My experience with conventions is limited to California events: SDCC, WonderCon, and BigWowCon (formerly SuperCon, San José’s local show). One of the friends I met up with in 2012 is a more serious con-goer. I asked her about some other shows I’d heard about like Dragon*Con or Emerald City. She told me something that quite caught my ear: the cost for her entire family (a husband and kids) to go to Dragon*Con, including hotel, flight, food, and show purchases, was less than the hotel alone at SDCC — a sketchy hotel on a bad side-street. Dragon*Con isn’t even crowded. The bars in the area outside don’t have bleachers so that the locals can sit and watch the freak show of geeks. Tickets are readily available. To top everything off, she was telling me all of this while we were getting a drink at Zachary Levi’s NerdHQ, an off-site bar and panel location.

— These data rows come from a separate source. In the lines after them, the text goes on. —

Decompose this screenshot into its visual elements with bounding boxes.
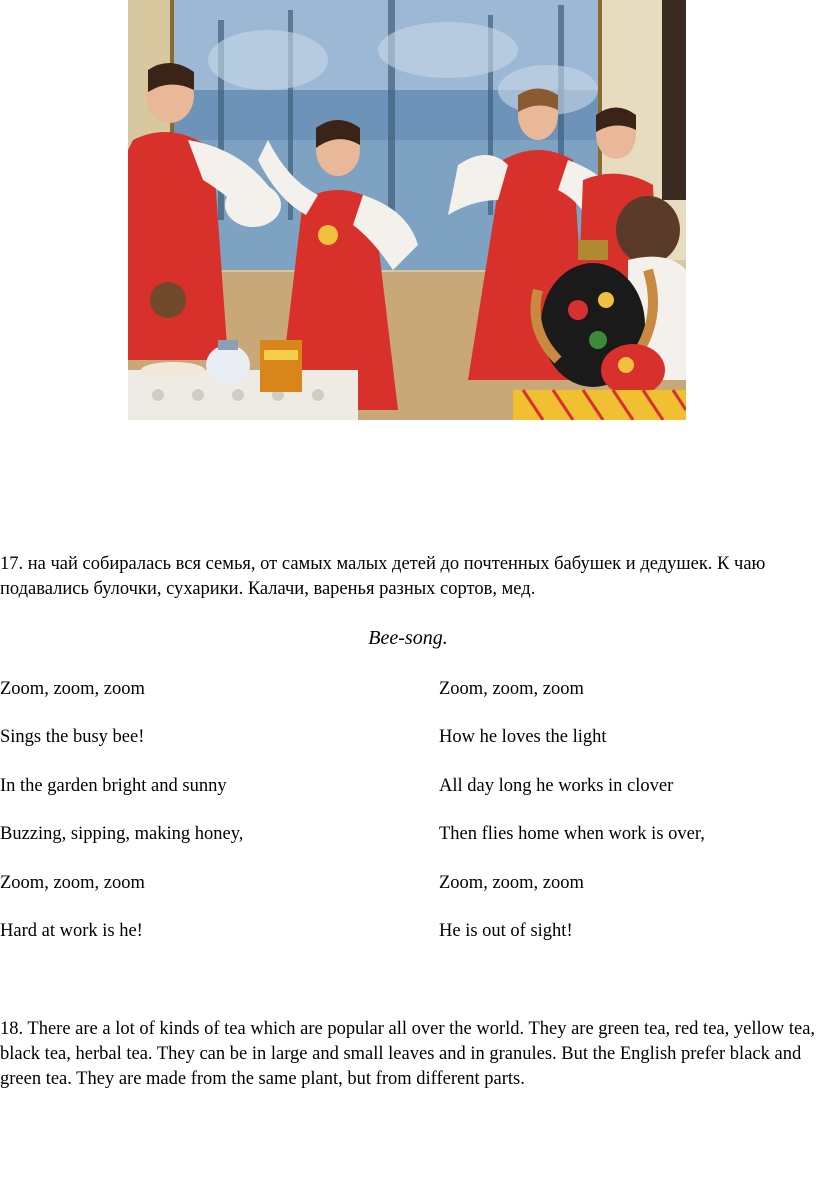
song-line: All day long he works in clover [439, 776, 674, 796]
song-line: He is out of sight! [439, 921, 573, 941]
song-line: Buzzing, sipping, making honey, [0, 824, 244, 844]
song-line: In the garden bright and sunny [0, 776, 227, 796]
paragraph-17: 17. на чай собиралась вся семья, от самых малых детей до почтенных бабушек и дедушек. К чаю подавались булочки, сухарики. Калачи, варенья разных сортов, мед. [0, 554, 766, 599]
song-line: Zoom, zoom, zoom [0, 873, 145, 893]
song-line: Then flies home when work is over, [439, 824, 705, 844]
song-line: Hard at work is he! [0, 921, 143, 941]
song-line: Zoom, zoom, zoom [439, 679, 584, 699]
song-line: How he loves the light [439, 727, 607, 747]
song-line: Sings the busy bee! [0, 727, 145, 747]
song-line: Zoom, zoom, zoom [439, 873, 584, 893]
paragraph-18: 18. There are a lot of kinds of tea which are popular all over the world. They are green tea, red tea, yellow tea, black tea, herbal tea. They can be in large and small leaves and in granules. But the English prefer black and green tea. They are made from the same plant, but from different parts. [0, 1019, 816, 1089]
folk-dancers-photo [128, 0, 686, 420]
song-title: Bee-song. [368, 627, 448, 649]
song-line: Zoom, zoom, zoom [0, 679, 145, 699]
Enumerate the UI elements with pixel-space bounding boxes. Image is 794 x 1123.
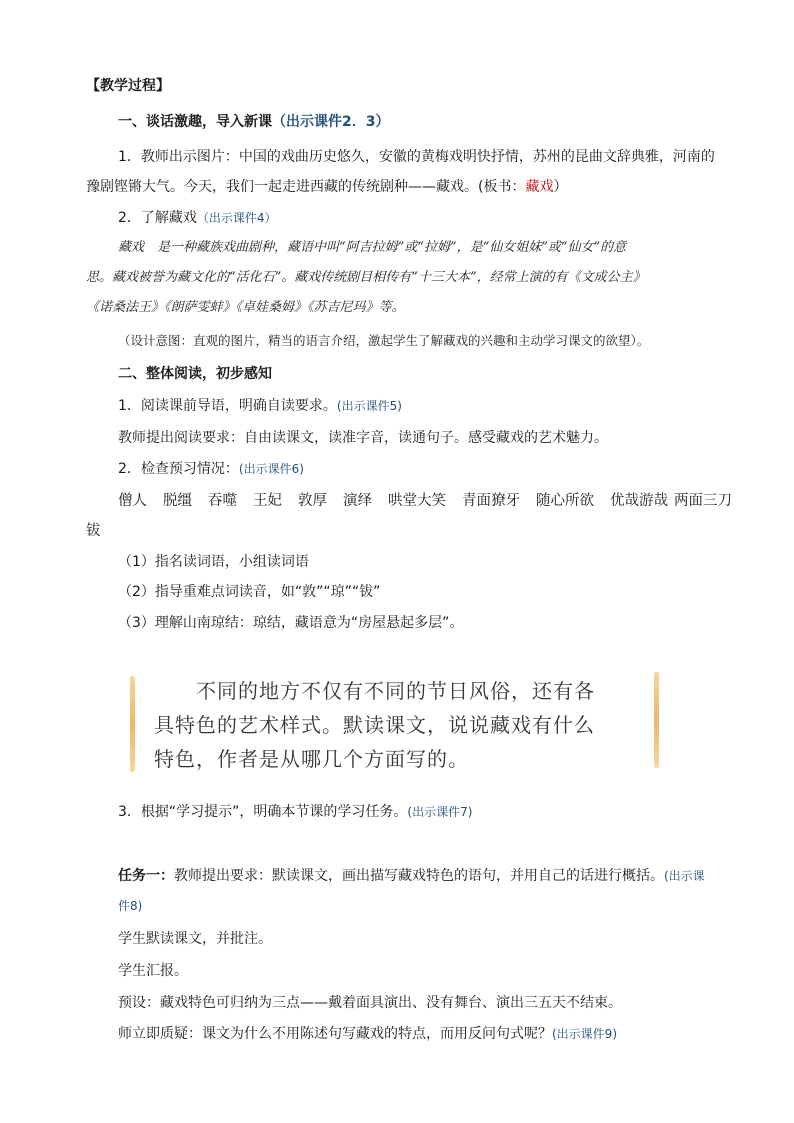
vocab-word: 脱缰 xyxy=(163,493,192,509)
part1-heading xyxy=(118,112,389,132)
vocab-word: 敦厚 xyxy=(298,493,327,509)
design-note: （设计意图：直观的图片，精当的语言介绍，激起学生了解藏戏的兴趣和主动学习课文的欲望）。 xyxy=(118,333,650,348)
item2-text: 2．了解藏戏 xyxy=(118,210,197,226)
part3-item3-text: 3．根据“学习提示”，明确本节课的学习任务。 xyxy=(118,804,408,820)
vocab-word: 僧人 xyxy=(118,493,147,509)
item1-text-cont: 豫剧铿锵大气。今天，我们一起走进西藏的传统剧种——藏戏。(板书： xyxy=(86,179,526,195)
intro-line-1: 藏戏 是一种藏族戏曲剧种，藏语中叫“阿吉拉姆”或“拉姆”，是“仙女姐妹”或“仙女”的意 xyxy=(118,240,627,255)
vocab-word: 王妃 xyxy=(253,493,282,509)
section-header: 【教学过程】 xyxy=(86,78,170,94)
teacher-question xyxy=(118,1024,617,1044)
preset-answer: 预设：藏戏特色可归纳为三点——戴着面具演出、没有舞台、演出三五天不结束。 xyxy=(118,995,622,1011)
task1-text: 教师提出要求：默读课文，画出描写藏戏特色的语句，并用自己的话进行概括。 xyxy=(174,868,664,884)
part1-item2 xyxy=(118,208,277,228)
part2-item2-ref: (出示课件6) xyxy=(238,462,304,476)
item1-text-end: ） xyxy=(553,179,568,195)
vocabulary-list xyxy=(118,491,732,511)
tip-right-bar xyxy=(654,672,659,768)
item-number: 1． xyxy=(118,149,141,165)
part2-item2-text: 2．检查预习情况： xyxy=(118,461,239,477)
question-ref: (出示课件9) xyxy=(552,1027,617,1041)
part2-item1-text: 1．阅读课前导语，明确自读要求。 xyxy=(118,398,337,414)
tip-left-bar xyxy=(130,676,135,772)
board-highlight: 藏戏 xyxy=(525,179,554,195)
vocab-word-wrap: 钹 xyxy=(86,523,101,539)
tip-line-2: 具特色的艺术样式。默读课文，说说藏戏有什么 xyxy=(154,713,595,737)
tip-line-3: 特色，作者是从哪几个方面写的。 xyxy=(154,747,469,771)
vocab-word: 两面三刀 xyxy=(674,493,732,509)
part1-heading-ref: （出示课件2．3） xyxy=(272,114,390,130)
task1-ref-wrap: 件8) xyxy=(118,899,143,913)
vocab-word: 吞噬 xyxy=(208,493,237,509)
sub-item-3: （3）理解山南琼结：琼结，藏语意为“房屋悬起多层”。 xyxy=(118,615,464,631)
vocab-word: 青面獠牙 xyxy=(462,493,520,509)
part2-item1 xyxy=(118,396,402,416)
item2-ref: （出示课件4） xyxy=(196,211,277,225)
vocab-word: 演绎 xyxy=(343,493,372,509)
tip-line-1: 不同的地方不仅有不同的节日风俗，还有各 xyxy=(154,679,595,703)
part1-item1-line1 xyxy=(118,147,715,167)
question-text: 师立即质疑：课文为什么不用陈述句写藏戏的特点，而用反问句式呢？ xyxy=(118,1026,552,1042)
task1-label: 任务一： xyxy=(118,868,174,884)
task1-ref: (出示课 xyxy=(664,869,705,883)
vocab-word: 哄堂大笑 xyxy=(388,493,446,509)
student-reading: 学生默读课文，并批注。 xyxy=(118,931,272,947)
part2-item2 xyxy=(118,459,304,479)
vocab-word: 随心所欲 xyxy=(536,493,594,509)
learning-tip-box xyxy=(118,668,674,780)
task1-line1 xyxy=(118,866,705,886)
teacher-requirement: 教师提出阅读要求：自由读课文，读准字音，读通句子。感受藏戏的艺术魅力。 xyxy=(118,430,608,446)
vocab-word: 优哉游哉 xyxy=(610,493,668,509)
item1-text: 教师出示图片：中国的戏曲历史悠久，安徽的黄梅戏明快抒情，苏州的昆曲文辞典雅，河南的 xyxy=(140,149,715,165)
part3-item3 xyxy=(118,802,472,822)
part2-heading: 二、整体阅读，初步感知 xyxy=(118,366,272,382)
sub-item-2: （2）指导重难点词读音，如“敦”“琼”“钹” xyxy=(118,584,381,600)
intro-line-3: 《诺桑法王》《朗萨雯蚌》《卓娃桑姆》《苏吉尼玛》等。 xyxy=(86,300,405,315)
intro-line-2: 思。藏戏被誉为藏文化的“活化石”。藏戏传统剧目相传有“十三大本”，经常上演的有《文成公主》 xyxy=(86,270,646,285)
part1-item1-line2 xyxy=(86,177,567,197)
student-report: 学生汇报。 xyxy=(118,963,188,979)
part2-item1-ref: (出示课件5) xyxy=(336,399,402,413)
sub-item-1: （1）指名读词语，小组读词语 xyxy=(118,554,309,570)
part3-item3-ref: (出示课件7) xyxy=(407,805,473,819)
part1-heading-text: 一、谈话激趣，导入新课 xyxy=(118,114,272,130)
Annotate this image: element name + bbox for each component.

There were lots of cool little spots like that around the convention to hang out, catch a drink, talk to creators, and enjoy the convention: Trickster, the YouTube Lounge, NerdHQ, etc. In fact, most of the people I went down to SDCC to talk to or see in panels were at the these places as much as they were in the convention center. The lines were smaller, admission was cheaper, and they served whiskey. There were people in San Diego meeting all the people I wanted to meet, experiencing all the things I was experiencing, and nerding out as much as I was, and they didn’t ever have to go through the convention center’s throngs of crowds or craziness to do it.

Come 2013, I don’t think I’ll be going to San Diego. I don’t doubt that even as SDCC pushes core fans away it will continue to be an incredible event. Sure, you can meet the Penny Arcade guys at PAX, and you can cosplay with the dangerous ladies in FanExpo, or you can get a beer with Jimmy Palmiotti at Baltimore Comic-Con. But SDCC will always be the one place where you can do all three at the same time. It’s the biggest show because everybody’s there, and everybody’s there because it’s the biggest show. It’s an event supported by the self-contained logic of its own success. I just don’t think I’ll be going into the convention center anymore. I might drive down for a couple nights and swing through the off-site circuit, but it’s too hard to get tickets and it’s too hard to keep up with the show’s stress and anxiety. I’d rather sit at a bar and chat with a woman in a TARDIS dress and a man in a superman suit.